Context
DataCorp, a financial services company, processes large volumes of transactional data from various sources, including APIs, databases, and external feeds. The current ETL pipeline, built on Apache Airflow and PostgreSQL, struggles to handle the growing data volume of 10TB per day, leading to increased latency and operational costs. The data engineering team is tasked with redesigning the pipeline to improve scalability and reduce latency to 30 minutes.
Scale Requirements
- Throughput: 10TB of data daily, approximately 115 MB/sec
- Latency target: Data should be available for querying within 30 minutes of arrival
- Retention: Raw data for 90 days, aggregated summaries indefinitely
Requirements
- Design an ETL architecture that scales to handle 10TB of daily data with the specified latency.
- Implement data quality checks to ensure accuracy and completeness of data.

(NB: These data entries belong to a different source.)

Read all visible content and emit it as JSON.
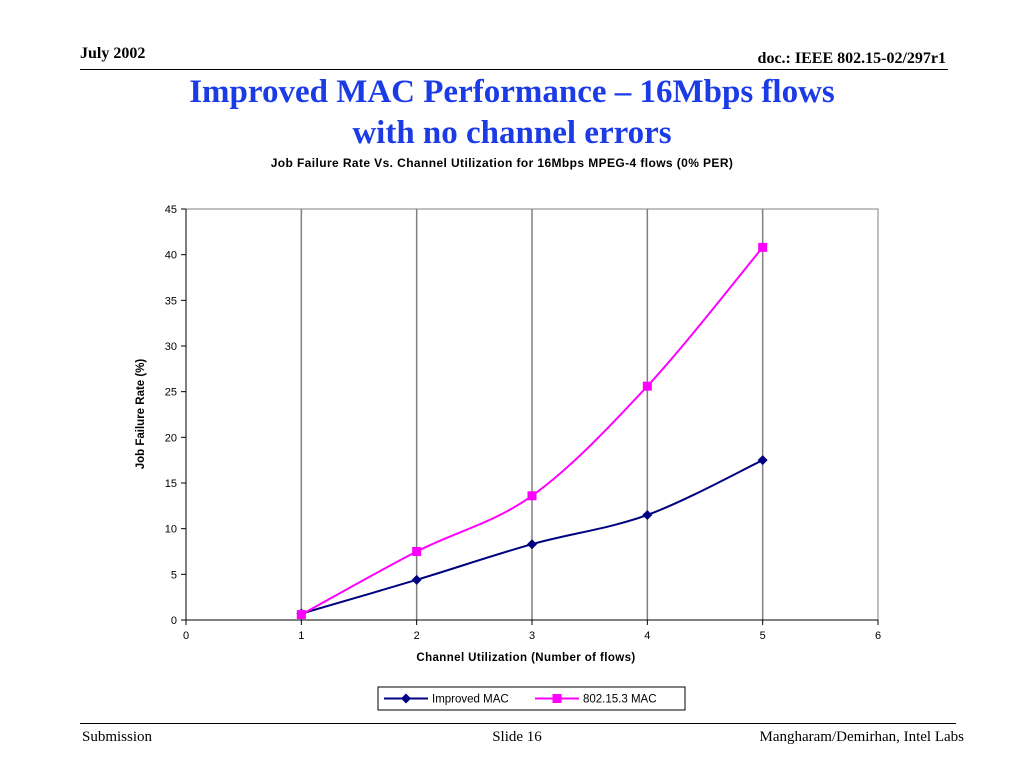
{
  "header": {
    "date": "July 2002",
    "doc_id": "doc.: IEEE 802.15-02/297r1"
  },
  "slide": {
    "title_line1": "Improved MAC Performance – 16Mbps flows",
    "title_line2": "with no channel errors"
  },
  "chart_data": {
    "type": "line",
    "title": "Job Failure Rate Vs. Channel Utilization for 16Mbps MPEG-4 flows (0% PER)",
    "xlabel": "Channel Utilization (Number of flows)",
    "ylabel": "Job Failure Rate (%)",
    "xlim": [
      0,
      6
    ],
    "ylim": [
      0,
      45
    ],
    "xticks": [
      0,
      1,
      2,
      3,
      4,
      5,
      6
    ],
    "yticks": [
      0,
      5,
      10,
      15,
      20,
      25,
      30,
      35,
      40,
      45
    ],
    "grid": "vertical",
    "legend_position": "bottom",
    "series": [
      {
        "name": "Improved MAC",
        "color": "#000080",
        "marker": "diamond",
        "x": [
          1,
          2,
          3,
          4,
          5
        ],
        "y": [
          0.7,
          4.4,
          8.3,
          11.5,
          17.5
        ]
      },
      {
        "name": "802.15.3 MAC",
        "color": "#ff00ff",
        "marker": "square",
        "x": [
          1,
          2,
          3,
          4,
          5
        ],
        "y": [
          0.6,
          7.5,
          13.6,
          25.6,
          40.8
        ]
      }
    ]
  },
  "footer": {
    "left": "Submission",
    "center": "Slide 16",
    "right": "Mangharam/Demirhan, Intel Labs"
  }
}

- Utilize a data warehouse (e.g., Snowflake) for efficient storage and querying.
- Provide monitoring and alerting mechanisms to ensure pipeline health.
- Ensure the solution can handle schema changes without downtime.
Constraints
- Infrastructure: Must operate on existing AWS infrastructure (EC2, S3, RDS).
- Budget: Limited to $20K/month for additional cloud resources.
- Compliance: Must adhere to financial regulations regarding data retention and security.